LOS ANGELES — "Two and a Half Men" star Charlie Sheen has skirted disaster as a wayward, middle-aged party boy who regularly tested the patience of the TV network and studio trying to protect their valuable sitcom property.
It was a violence-tinged and anti-Semitic radio rant that helped push him over the edge and, finally, forced CBS and Warner Bros. Television to take action.
In a one-sentence joint statement Thursday, the companies said they were ending production on television's No. 1 sitcom for the season, a decision based on the "totality of Charlie Sheen's statements, conduct and condition."
Whether he's gone far enough to sink the series and, possibly, his career as one of TV's highest-paid actors remained unclear. Sheen's rambling interview Thursday with host Alex Jones was reminiscent of Mel Gibson's tirade during a 2006 traffic stop _ but Sheen knew his remarks were public.
The production halt leaves CBS eight episodes shy of the 24 half-hours it had expected to air as the cornerstone of its Monday night comedy lineup.
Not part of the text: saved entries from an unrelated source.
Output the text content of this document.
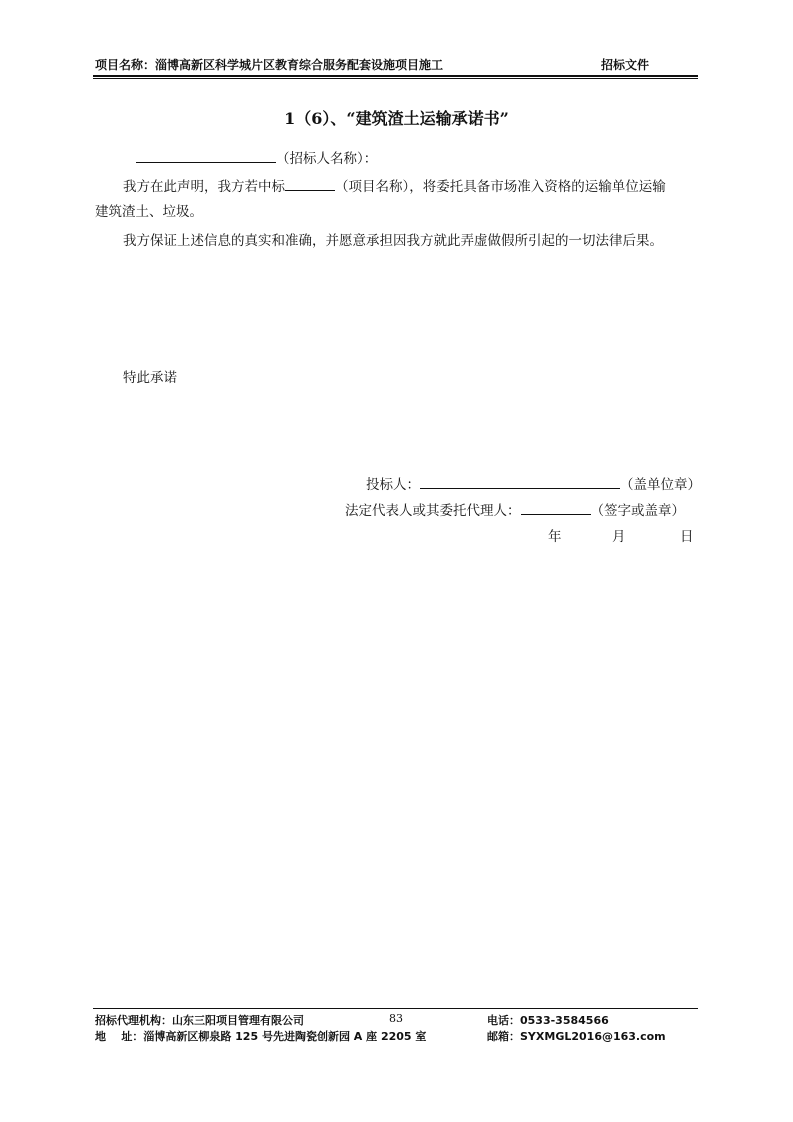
项目名称：淄博高新区科学城片区教育综合服务配套设施项目施工	招标文件
1（6）、“建筑渣土运输承诺书”
（招标人名称）：
我方在此声明，我方若中标	（项目名称），将委托具备市场准入资格的运输单位运输
建筑渣土、垃圾。
我方保证上述信息的真实和准确，并愿意承担因我方就此弄虚做假所引起的一切法律后果。
特此承诺
投标人：	（盖单位章）
法定代表人或其委托代理人：	（签字或盖章）
年	月	日
招标代理机构：山东三阳项目管理有限公司	83	电话：0533-3584566
地    址：淄博高新区柳泉路 125 号先进陶瓷创新园 A 座 2205 室	邮箱：SYXMGL2016@163.com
And it makes the network and Warner, which reaps hundreds of millions from the show in syndication, the potential go-betweens between Sheen and "Two and a Half Men" executive producer Chuck Lorre.
Lorre bore the brunt of Sheen's attacks during the radio interview and in a subsequent "open letter" sent to TMZ after the CBS-Warner decision and posted on the entertainment website.
In the letter, the actor called Lorre a "contaminated little maggot" and wished the producer "nothing but pain."
"Clearly I have defeated this earthworm with my words _ imagine what I would have done with my fire breathing fists," the 45-year-old Sheen wrote.
Improbably, he also called on his admirers to start a protest movement for him.
"I urge all my beautiful and loyal fans who embraced this show for almost a decade to walk with me side-by-side as we march up the steps of justice to right this unconscionable wrong," Sheen wrote.